Je n’ai pas le courage d’en dire plus, si personne ne m’aide. Ils s’attendent, c’est probable, à ce que je leur dise qu’elle a été victime d’un accident de la route. D’une défaillance cardiaque précoce, ou d’un stupide accident domestique. Certainement pas qu’elle a été assassinée dans la nuit. Qu’elle a fini son existence dans un massif, presque nue, totalement défigurée.

Ces minutes m’aident à comprendre l’attitude du lieutenant Darc. Lui qui me disait “il n’y a pas de méthode pour ça”. Aussi j’applique à la lettre sa non-méthode.

-  « On l’a tuée cette nuit, et violée sûrement. Son visage a disparu ».

mardi 10 juillet 2012

100-

Il m’interpelle durement.

- « Préviens quand tu as un problème ! Toute la matinée on a dû jongler avec la clientèle...Bertrand a pris en charge une partie de tes consultations.

Je le laisse s’époumoner jusqu’au bout. Qu’il s’étouffe dans sa colère...Il s’adresse à Laure maintenant. Tout de même, je m’étonne intérieurement qu’ils n’aient pas compris qu’il soit arrivé quelque chose de grave. “Céline est morte”...

 C’est tout ce que j’arrive à dire pour commencer. Xavier réagit d’une façon étonnante. Il était tendu comme un arc. Sa colère retombe, et son corps semble soudain se désarticuler. Sa longue carcasse paraît déstructurée, aussi molle qu’elle était rigide, quand il me faisait des reproches. Laure reste la bouche ouverte. “Morte ?”, balbutie Xavier qui s’est appuyé contre une armoire pleine d’archives. Le cabinet est vide. Pourtant il y règne encore une agitation spectrale. Empreintes des patients qui ont défilé toute la matinée. Chaleur corporelle, odeurs imprécises...Un désordre particulier. On pourrait presque entendre les voix, des bruits de portes.

jeudi 5 juillet 2012

99-

J’aborde la rue Emile Zola, pourchassé par la joie odieuse du tueur. Je passe devant le restaurant “Les yeux de la nuit”...Une sueur froide me tétanise. L’entrée du cabinet médical. Porte épaisse en verre, montants en granit, bois clair avec des incrustations d’aluminium. Pour ça, nous nous étions offerts les services d’un architecte.

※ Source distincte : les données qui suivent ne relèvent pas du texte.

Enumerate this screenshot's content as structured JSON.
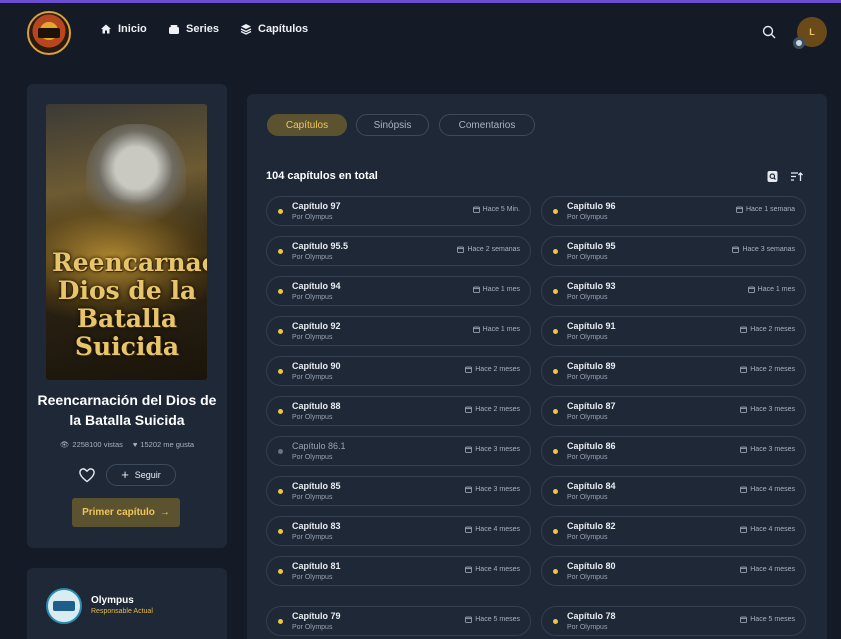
{
  "nav": {
    "home": "Inicio",
    "series": "Series",
    "chapters": "Capítulos",
    "avatar_initial": "L"
  },
  "manga": {
    "cover_title_art": "Reencarnación Dios de la Batalla Suicida",
    "title": "Reencarnación del Dios de la Batalla Suicida",
    "views": "2258100 vistas",
    "likes": "15202 me gusta",
    "follow_label": "Seguir",
    "first_chapter_label": "Primer capítulo"
  },
  "group": {
    "name": "Olympus",
    "role": "Responsable Actual"
  },
  "tabs": [
    {
      "label": "Capítulos",
      "active": true
    },
    {
      "label": "Sinópsis",
      "active": false
    },
    {
      "label": "Comentarios",
      "active": false
    }
  ],
  "chapters_total": "104 capítulos en total",
  "chapters": [
    {
      "name": "Capítulo 97",
      "by": "Por Olympus",
      "time": "Hace 5 Min.",
      "read": false
    },
    {
      "name": "Capítulo 96",
      "by": "Por Olympus",
      "time": "Hace 1 semana",
      "read": false
    },
    {
      "name": "Capítulo 95.5",
      "by": "Por Olympus",
      "time": "Hace 2 semanas",
      "read": false
    },
    {
      "name": "Capítulo 95",
      "by": "Por Olympus",
      "time": "Hace 3 semanas",
      "read": false
    },
    {
      "name": "Capítulo 94",
      "by": "Por Olympus",
      "time": "Hace 1 mes",
      "read": false
    },
    {
      "name": "Capítulo 93",
      "by": "Por Olympus",
      "time": "Hace 1 mes",
      "read": false
    },
    {
      "name": "Capítulo 92",
      "by": "Por Olympus",
      "time": "Hace 1 mes",
      "read": false
    },
    {
      "name": "Capítulo 91",
      "by": "Por Olympus",
      "time": "Hace 2 meses",
      "read": false
    },
    {
      "name": "Capítulo 90",
      "by": "Por Olympus",
      "time": "Hace 2 meses",
      "read": false
    },
    {
      "name": "Capítulo 89",
      "by": "Por Olympus",
      "time": "Hace 2 meses",
      "read": false
    },
    {
      "name": "Capítulo 88",
      "by": "Por Olympus",
      "time": "Hace 2 meses",
      "read": false
    },
    {
      "name": "Capítulo 87",
      "by": "Por Olympus",
      "time": "Hace 3 meses",
      "read": false
    },
    {
      "name": "Capítulo 86.1",
      "by": "Por Olympus",
      "time": "Hace 3 meses",
      "read": true
    },
    {
      "name": "Capítulo 86",
      "by": "Por Olympus",
      "time": "Hace 3 meses",
      "read": false
    },
    {
      "name": "Capítulo 85",
      "by": "Por Olympus",
      "time": "Hace 3 meses",
      "read": false
    },
    {
      "name": "Capítulo 84",
      "by": "Por Olympus",
      "time": "Hace 4 meses",
      "read": false
    },
    {
      "name": "Capítulo 83",
      "by": "Por Olympus",
      "time": "Hace 4 meses",
      "read": false
    },
    {
      "name": "Capítulo 82",
      "by": "Por Olympus",
      "time": "Hace 4 meses",
      "read": false
    },
    {
      "name": "Capítulo 81",
      "by": "Por Olympus",
      "time": "Hace 4 meses",
      "read": false
    },
    {
      "name": "Capítulo 80",
      "by": "Por Olympus",
      "time": "Hace 4 meses",
      "read": false
    },
    {
      "name": "Capítulo 79",
      "by": "Por Olympus",
      "time": "Hace 5 meses",
      "read": false
    },
    {
      "name": "Capítulo 78",
      "by": "Por Olympus",
      "time": "Hace 5 meses",
      "read": false
    }
  ],
  "colors": {
    "background": "#141b27",
    "card": "#1e2837",
    "accent": "#f2c55c",
    "accent_bg": "#5b5330"
  }
}
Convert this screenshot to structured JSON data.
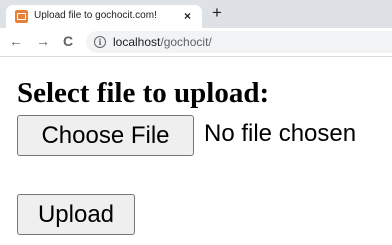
{
  "browser": {
    "tab": {
      "favicon": "xampp-icon",
      "title": "Upload file to gochocit.com!",
      "close_glyph": "×"
    },
    "new_tab_glyph": "+",
    "nav": {
      "back_glyph": "←",
      "forward_glyph": "→",
      "reload_glyph": "C"
    },
    "address_bar": {
      "info_glyph": "i",
      "url_host": "localhost",
      "url_path": "/gochocit/"
    }
  },
  "page": {
    "heading": "Select file to upload:",
    "file_input": {
      "button_label": "Choose File",
      "status_text": "No file chosen"
    },
    "submit_label": "Upload"
  },
  "colors": {
    "tabstrip_bg": "#dee1e6",
    "favicon": "#e8823a",
    "button_bg": "#efefef"
  }
}
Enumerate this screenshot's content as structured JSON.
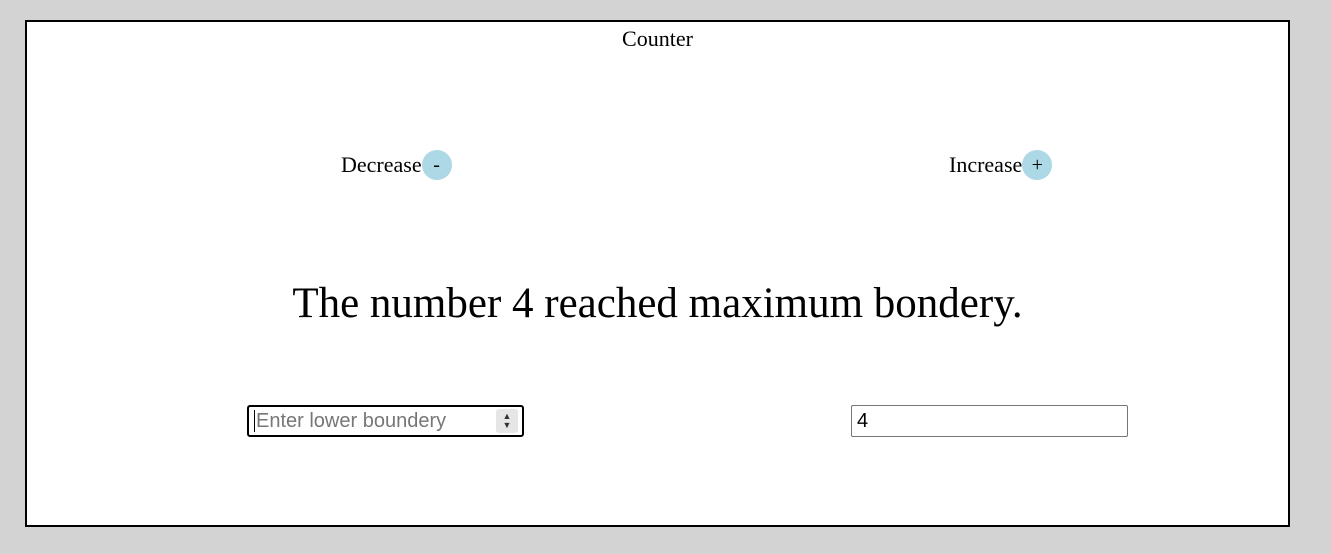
{
  "app": {
    "title": "Counter"
  },
  "controls": {
    "decrease_label": "Decrease",
    "decrease_symbol": "-",
    "increase_label": "Increase",
    "increase_symbol": "+"
  },
  "message": "The number 4 reached maximum bondery.",
  "inputs": {
    "lower": {
      "placeholder": "Enter lower boundery",
      "value": ""
    },
    "upper": {
      "value": "4"
    }
  },
  "colors": {
    "page_background": "#d3d3d3",
    "panel_background": "#ffffff",
    "button_background": "#add8e6"
  }
}
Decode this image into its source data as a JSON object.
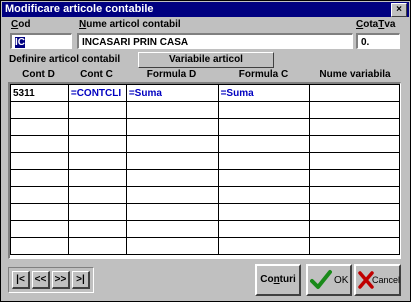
{
  "window": {
    "title": "Modificare articole contabile",
    "close_glyph": "×"
  },
  "labels": {
    "cod_prefix": "C",
    "cod_rest": "od",
    "nume_prefix": "N",
    "nume_rest": "ume articol contabil",
    "cota_prefix": "C",
    "cota_mid": "ota",
    "cota_t": "T",
    "cota_rest": "va",
    "definire": "Definire articol contabil",
    "variabile_button": "Variabile articol"
  },
  "fields": {
    "cod_value": "IC",
    "nume_value": "INCASARI PRIN CASA",
    "cota_value": "0."
  },
  "grid": {
    "headers": [
      "Cont D",
      "Cont C",
      "Formula D",
      "Formula C",
      "Nume variabila"
    ],
    "rows": [
      [
        "5311",
        "=CONTCLI",
        "=Suma",
        "=Suma",
        ""
      ],
      [
        "",
        "",
        "",
        "",
        ""
      ],
      [
        "",
        "",
        "",
        "",
        ""
      ],
      [
        "",
        "",
        "",
        "",
        ""
      ],
      [
        "",
        "",
        "",
        "",
        ""
      ],
      [
        "",
        "",
        "",
        "",
        ""
      ],
      [
        "",
        "",
        "",
        "",
        ""
      ],
      [
        "",
        "",
        "",
        "",
        ""
      ],
      [
        "",
        "",
        "",
        "",
        ""
      ],
      [
        "",
        "",
        "",
        "",
        ""
      ]
    ]
  },
  "nav": {
    "first": "|<",
    "prev": "<<",
    "next": ">>",
    "last": ">|"
  },
  "buttons": {
    "conturi_prefix": "Co",
    "conturi_u": "n",
    "conturi_rest": "turi",
    "ok": "OK",
    "cancel": "Cancel"
  },
  "colors": {
    "title_bar": "#000080",
    "ok_check": "#1a8a1a",
    "cancel_x": "#c00000",
    "link_text": "#0000c0"
  }
}
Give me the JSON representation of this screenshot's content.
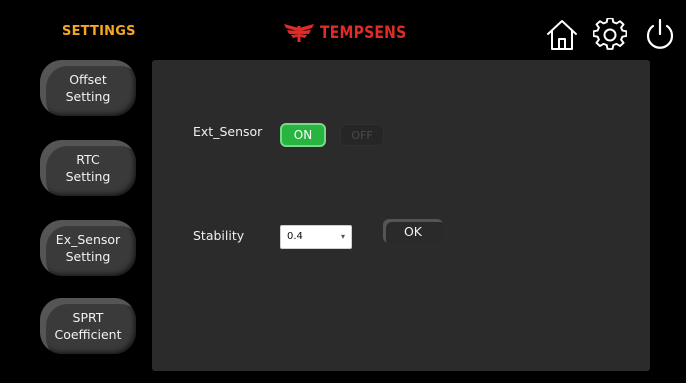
{
  "header": {
    "screen_title": "SETTINGS",
    "brand_name": "TEMPSENS",
    "icons": [
      "home-icon",
      "gear-icon",
      "power-icon"
    ]
  },
  "sidebar": {
    "items": [
      {
        "label": "Offset\nSetting"
      },
      {
        "label": "RTC\nSetting"
      },
      {
        "label": "Ex_Sensor\nSetting"
      },
      {
        "label": "SPRT\nCoefficient"
      }
    ]
  },
  "panel": {
    "ext_sensor_label": "Ext_Sensor",
    "on_label": "ON",
    "off_label": "OFF",
    "stability_label": "Stability",
    "stability_value": "0.4",
    "ok_label": "OK"
  },
  "colors": {
    "title_accent": "#f5a623",
    "brand": "#e02b27",
    "on_active": "#27b43f",
    "panel_bg": "#2b2b2b",
    "button_bg": "#3a3a3a"
  }
}
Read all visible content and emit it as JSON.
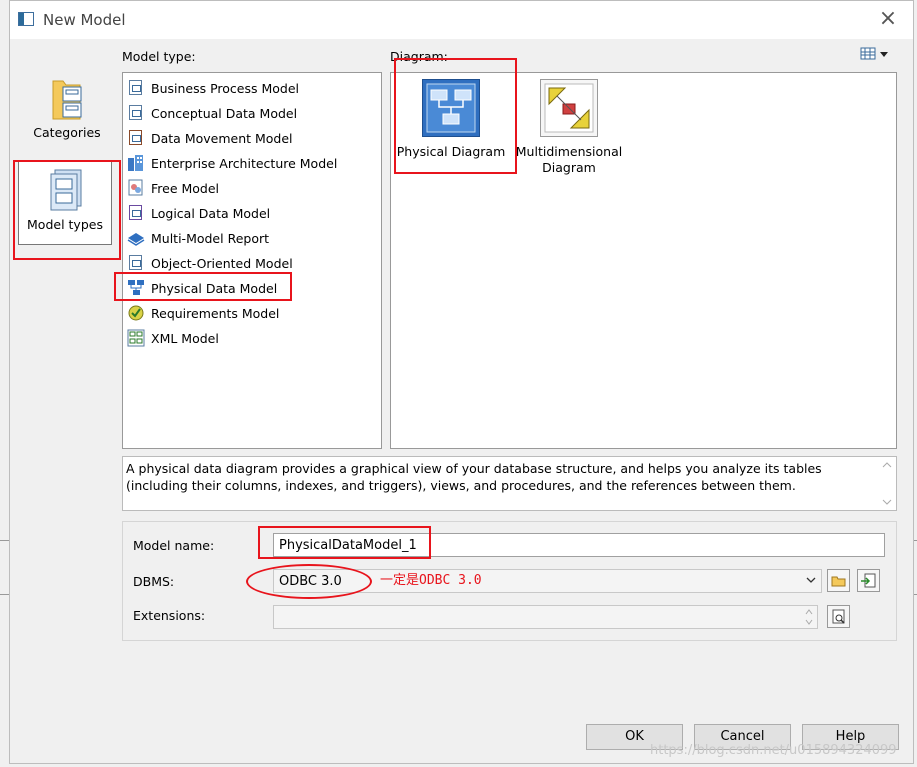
{
  "window": {
    "title": "New Model"
  },
  "categories_panel": {
    "items": [
      {
        "label": "Categories"
      },
      {
        "label": "Model types"
      }
    ]
  },
  "model_type": {
    "label": "Model type:",
    "items": [
      {
        "label": "Business Process Model",
        "icon": "business-process-icon"
      },
      {
        "label": "Conceptual Data Model",
        "icon": "conceptual-data-icon"
      },
      {
        "label": "Data Movement Model",
        "icon": "data-movement-icon"
      },
      {
        "label": "Enterprise Architecture Model",
        "icon": "enterprise-architecture-icon"
      },
      {
        "label": "Free Model",
        "icon": "free-model-icon"
      },
      {
        "label": "Logical Data Model",
        "icon": "logical-data-icon"
      },
      {
        "label": "Multi-Model Report",
        "icon": "multi-model-report-icon"
      },
      {
        "label": "Object-Oriented Model",
        "icon": "object-oriented-icon"
      },
      {
        "label": "Physical Data Model",
        "icon": "physical-data-icon"
      },
      {
        "label": "Requirements Model",
        "icon": "requirements-icon"
      },
      {
        "label": "XML Model",
        "icon": "xml-model-icon"
      }
    ],
    "selected": "Physical Data Model"
  },
  "diagram": {
    "label": "Diagram:",
    "items": [
      {
        "label": "Physical Diagram"
      },
      {
        "label_line1": "Multidimensional",
        "label_line2": "Diagram"
      }
    ]
  },
  "description": "A physical data diagram provides a graphical view of your database structure, and helps you analyze its tables (including their columns, indexes, and triggers), views, and procedures, and the references between them.",
  "form": {
    "model_name_label": "Model name:",
    "model_name_value": "PhysicalDataModel_1",
    "dbms_label": "DBMS:",
    "dbms_value": "ODBC 3.0",
    "extensions_label": "Extensions:",
    "extensions_value": ""
  },
  "annotation": {
    "text": "一定是ODBC 3.0"
  },
  "buttons": {
    "ok": "OK",
    "cancel": "Cancel",
    "help": "Help"
  },
  "watermark": "https://blog.csdn.net/u015894324099",
  "colors": {
    "annotation_red": "#e8141c",
    "selection_blue": "#cce8ff"
  }
}
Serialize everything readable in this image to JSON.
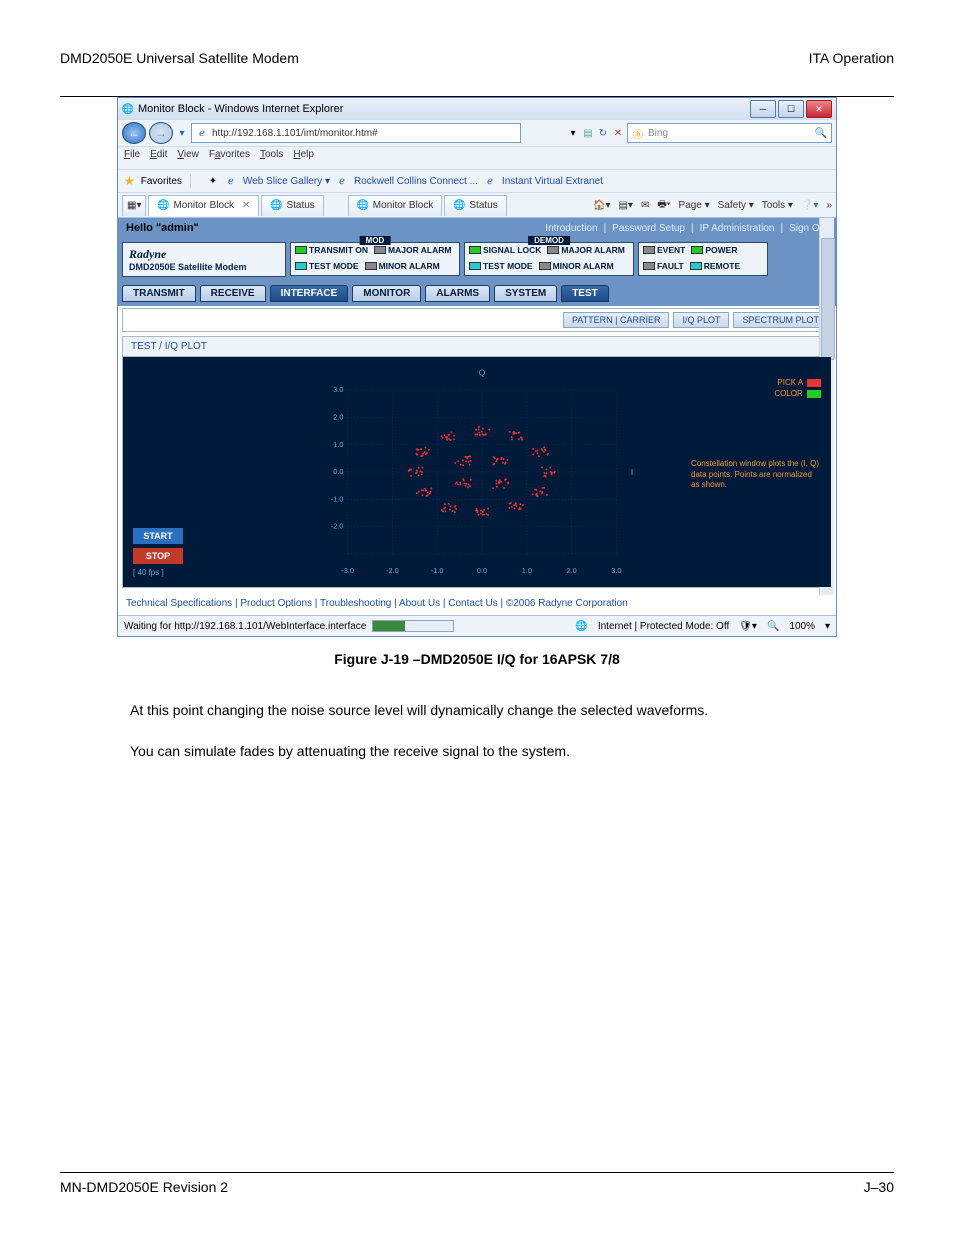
{
  "doc": {
    "header_left": "DMD2050E Universal Satellite Modem",
    "header_right": "ITA Operation",
    "caption": "Figure J-19 –DMD2050E I/Q for 16APSK 7/8",
    "para1": "At this point changing the noise source level will dynamically change the selected waveforms.",
    "para2": "You can simulate fades by attenuating the receive signal to the system.",
    "footer_left": "MN-DMD2050E   Revision 2",
    "footer_right": "J–30"
  },
  "browser": {
    "title": "Monitor Block - Windows Internet Explorer",
    "url": "http://192.168.1.101/imt/monitor.htm#",
    "search_placeholder": "Bing",
    "menus": {
      "file": "File",
      "edit": "Edit",
      "view": "View",
      "favorites": "Favorites",
      "tools": "Tools",
      "help": "Help"
    },
    "favbar": {
      "label": "Favorites",
      "items": [
        "Web Slice Gallery ▾",
        "Rockwell Collins Connect ...",
        "Instant Virtual Extranet"
      ]
    },
    "tabs": [
      {
        "label": "Monitor Block",
        "active": true,
        "closable": true
      },
      {
        "label": "Status",
        "active": false
      },
      {
        "label": "Monitor Block",
        "active": false
      },
      {
        "label": "Status",
        "active": false
      }
    ],
    "cmd_bar": {
      "page": "Page ▾",
      "safety": "Safety ▾",
      "tools": "Tools ▾"
    },
    "status_bar": {
      "left": "Waiting for http://192.168.1.101/WebInterface.interface",
      "zone": "Internet | Protected Mode: Off",
      "zoom": "100%"
    }
  },
  "app": {
    "hello": "Hello \"admin\"",
    "top_links": [
      "Introduction",
      "Password Setup",
      "IP Administration",
      "Sign Out"
    ],
    "brand": "Radyne",
    "brand_sub": "DMD2050E Satellite Modem",
    "mod": {
      "title": "MOD",
      "leds": [
        {
          "label": "TRANSMIT ON",
          "color": "green"
        },
        {
          "label": "MAJOR ALARM",
          "color": "gray"
        },
        {
          "label": "TEST MODE",
          "color": "cyan"
        },
        {
          "label": "MINOR ALARM",
          "color": "gray"
        }
      ]
    },
    "demod": {
      "title": "DEMOD",
      "leds": [
        {
          "label": "SIGNAL LOCK",
          "color": "green"
        },
        {
          "label": "MAJOR ALARM",
          "color": "gray"
        },
        {
          "label": "TEST MODE",
          "color": "cyan"
        },
        {
          "label": "MINOR ALARM",
          "color": "gray"
        }
      ]
    },
    "side": {
      "leds": [
        {
          "label": "EVENT",
          "color": "gray"
        },
        {
          "label": "POWER",
          "color": "green"
        },
        {
          "label": "FAULT",
          "color": "gray"
        },
        {
          "label": "REMOTE",
          "color": "cyan"
        }
      ]
    },
    "nav_tabs": [
      "TRANSMIT",
      "RECEIVE",
      "INTERFACE",
      "MONITOR",
      "ALARMS",
      "SYSTEM",
      "TEST"
    ],
    "sub_tabs": [
      "PATTERN | CARRIER",
      "I/Q PLOT",
      "SPECTRUM PLOT"
    ],
    "panel_title": "TEST / I/Q PLOT",
    "buttons": {
      "start": "START",
      "stop": "STOP",
      "fps": "[ 40 fps ]"
    },
    "right_panel": {
      "pick": "PICK A",
      "color": "COLOR",
      "info": "Constellation window plots the (I, Q) data points. Points are normalized as shown."
    },
    "footer": "Technical Specifications | Product Options | Troubleshooting | About Us | Contact Us | ©2006 Radyne Corporation"
  },
  "chart_data": {
    "type": "scatter",
    "title": "Q",
    "xlabel": "I",
    "xlim": [
      -3.0,
      3.0
    ],
    "ylim": [
      -3.0,
      3.0
    ],
    "x_ticks": [
      -3.0,
      -2.0,
      -1.0,
      0.0,
      1.0,
      2.0,
      3.0
    ],
    "y_ticks": [
      -2.0,
      -1.0,
      0.0,
      1.0,
      2.0,
      3.0
    ],
    "note": "16APSK constellation: inner ring radius ≈ 0.6 with 4 clusters; outer ring radius ≈ 1.5 with 12 clusters; noisy scatter around each center",
    "series": [
      {
        "name": "centers",
        "points": [
          [
            0.42,
            0.42
          ],
          [
            -0.42,
            0.42
          ],
          [
            -0.42,
            -0.42
          ],
          [
            0.42,
            -0.42
          ],
          [
            1.5,
            0.0
          ],
          [
            1.3,
            0.75
          ],
          [
            0.75,
            1.3
          ],
          [
            0.0,
            1.5
          ],
          [
            -0.75,
            1.3
          ],
          [
            -1.3,
            0.75
          ],
          [
            -1.5,
            0.0
          ],
          [
            -1.3,
            -0.75
          ],
          [
            -0.75,
            -1.3
          ],
          [
            0.0,
            -1.5
          ],
          [
            0.75,
            -1.3
          ],
          [
            1.3,
            -0.75
          ]
        ]
      }
    ]
  }
}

Je pousse la porte, avec dans le ventre la sensation que doivent ressentir les malades. Un mélange de stress et de réconfort. J’y suis parvenu. La ville, ses rumeurs et ses flux, sont dans mon dos. Ce que je dois maintenant annoncer à tous, je me dis que c’est comme une amputation. L’ambiance est électrique, ils sont sur la défensive, prêts à me sauter dessus. Laure, la secrétaire, me fusille du regard. Xavier sort de son bureau, l’allure sombre et agressive.

mardi 3 juillet 2012

98-

Dans la pénurie de cette chambre, je revois les veines ombragées, les refuges transitoires. Bien vite conquis par le meurtrier. Son corps sans visage.

Je revois celui de Céline. Rehaussé d’un discret maquillage. Les lèvres brillantes, le cou parfumé. Puis cet orifice dégradant à l’odeur d’éther.

Mon état de santé se dégradait bien avant ce choc suprême. Mes patients en savaient quelque chose, eux que je triais et rangeais en fonction de leur chance de survie. Mon attitude dépendait de ce classement. Ma compétence aussi. Un édifice s’écroulait. Le Docteur Cabon s’est longtemps vautré dans la complaisance d’un statut social acquis de haute lutte. Un bon soldat, adaptant les diktats aux corps, aux états d’âme de ses patients. De leurs blessures, de mes réflexions usantes, de mes colères muettes. Tout cela a éclaté.

Plus de Docteur Cabon. Plus de Francis, le compagnon de Céline. Plus aucune protection.

Aucune zone de repli. Je suis nu. Et dévoré par une ombre. Avec la peur incessante, le vice des incurables.